I took over the driving, heading into Pennsylvania on back roads until we reached I-80 near Williamsport. It was pretty country, for the most part, low mountains that were really high hills, deep green in places, mint in others. We stopped for a pee break somewhere on Route 15. Mansfield, maybe, again Rosie the biggest blackest mama for miles. I didn’t send her out to do much for us during this stretch. You didn’t have to be smart to know there weren’t any black people in this neck of the woods. Might as well be looking for Sasquatch.
Things felt better when we reached Williamsport and reached 180 then I-80. I knew then we were a smooth seventy-five miles per hour for the next thousand miles if we wanted. Nothing much to see, but nothing much to distract us either. Rosie turned on a country station just so we’d have something to listen to other than each other. My phone buzzed. It was Nina. That crazy bitch was going to get me killed, and I couldn’t very well respond to her as long as Rosie listened. It didn’t take much to set Rosie off.

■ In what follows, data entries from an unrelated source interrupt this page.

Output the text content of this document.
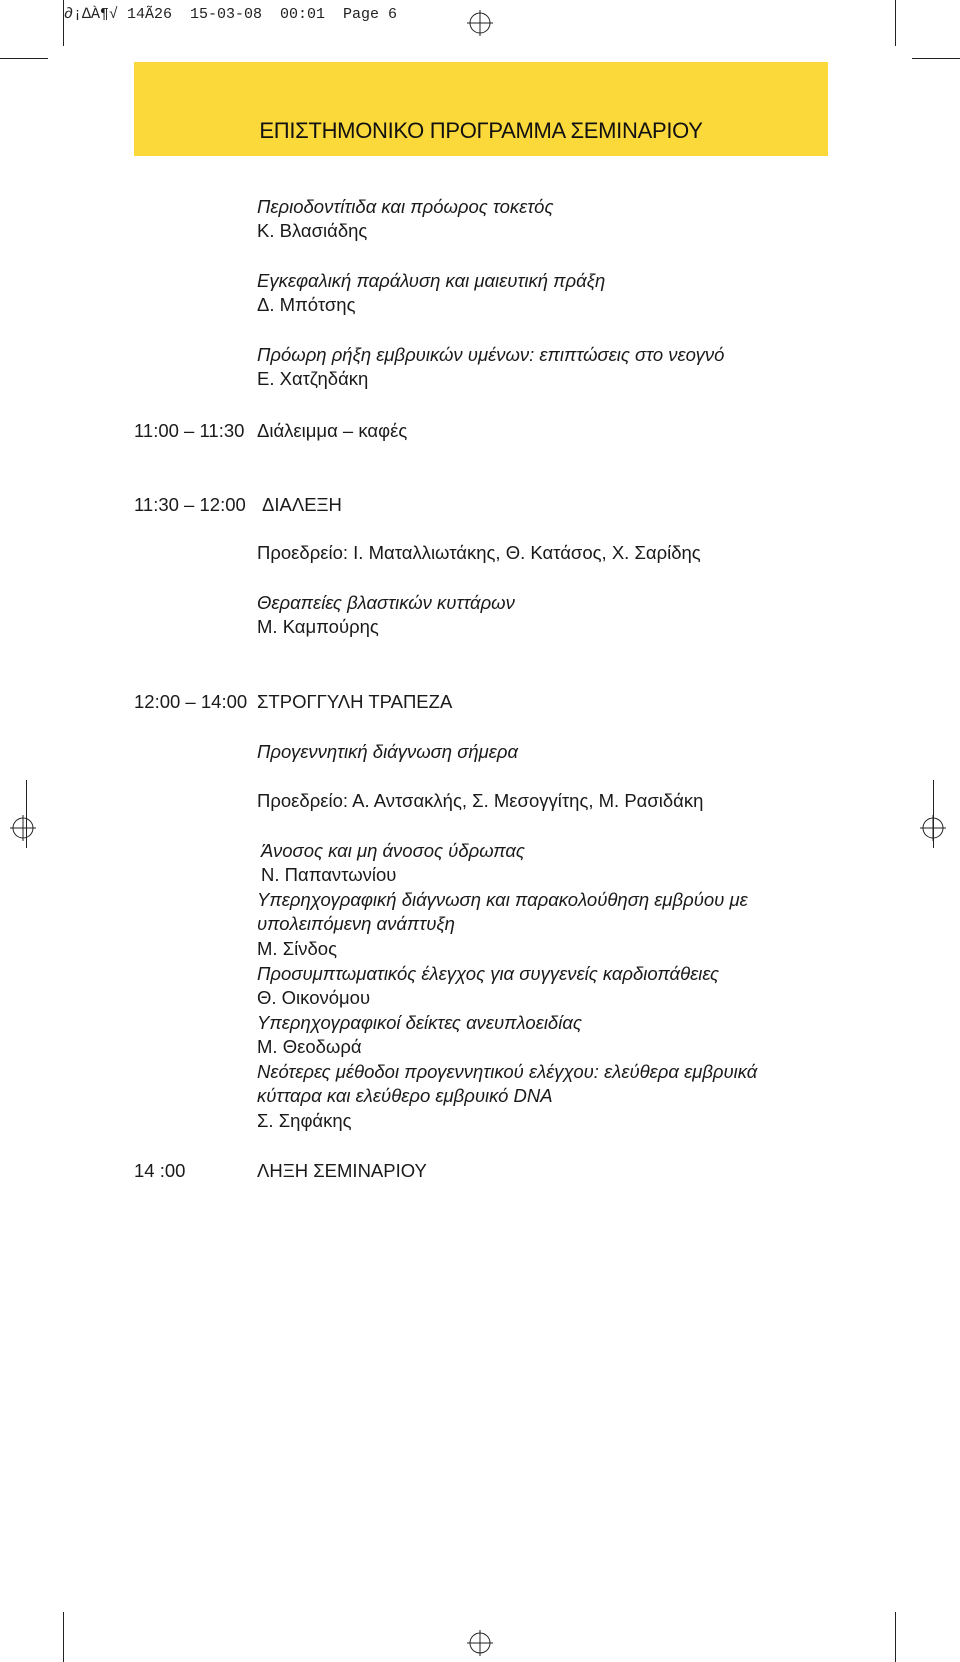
∂¡∆À¶√ 14Ã26  15-03-08  00:01  Page 6
ΕΠΙΣΤΗΜΟΝΙΚΟ ΠΡΟΓΡΑΜΜΑ ΣΕΜΙΝΑΡΙΟΥ
Περιοδοντίτιδα και πρόωρος τοκετός
Κ. Βλασιάδης
Εγκεφαλική παράλυση και μαιευτική πράξη
Δ. Μπότσης
Πρόωρη ρήξη εμβρυικών υμένων: επιπτώσεις στο νεογνό
Ε. Χατζηδάκη
11:00 – 11:30 Διάλειμμα – καφές
11:30 – 12:00 ΔΙΑΛΕΞΗ
Προεδρείο: Ι. Ματαλλιωτάκης, Θ. Κατάσος, Χ. Σαρίδης
Θεραπείες βλαστικών κυττάρων
Μ. Καμπούρης
12:00 – 14:00 ΣΤΡΟΓΓΥΛΗ ΤΡΑΠΕΖΑ
Προγεννητική διάγνωση σήμερα
Προεδρείο: Α. Αντσακλής, Σ. Μεσογγίτης, Μ. Ρασιδάκη
Άνοσος και μη άνοσος ύδρωπας
Ν. Παπαντωνίου
Υπερηχογραφική διάγνωση και παρακολούθηση εμβρύου με
υπολειπόμενη ανάπτυξη
Μ. Σίνδος
Προσυμπτωματικός έλεγχος για συγγενείς καρδιοπάθειες
Θ. Οικονόμου
Υπερηχογραφικοί δείκτες ανευπλοειδίας
Μ. Θεοδωρά
Νεότερες μέθοδοι προγεννητικού ελέγχου: ελεύθερα εμβρυικά
κύτταρα και ελεύθερο εμβρυικό DNA
Σ. Σηφάκης
14 :00	ΛΗΞΗ ΣΕΜΙΝΑΡΙΟΥ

“That the bitch?” she said, looking at me over her sunglasses.
“What can I say?”
“Call her back. I’ll talk to her.”
I laughed harshly. “You bet.”
“Hmm,” Rosie said.
We drove straight through past Pittsburgh then into Ohio, where the land flattened like magic. I needed a place to sleep.
“How you feel about driving?” I said.
“Your name’s on the lease, so whatever you want.”
I play-snarled at her.
“Oh no you don’t,” she said. “How much longer you going to play that other chick along?” She wouldn’t even say Nina’s name, though she knew it. Something about women and empowerment.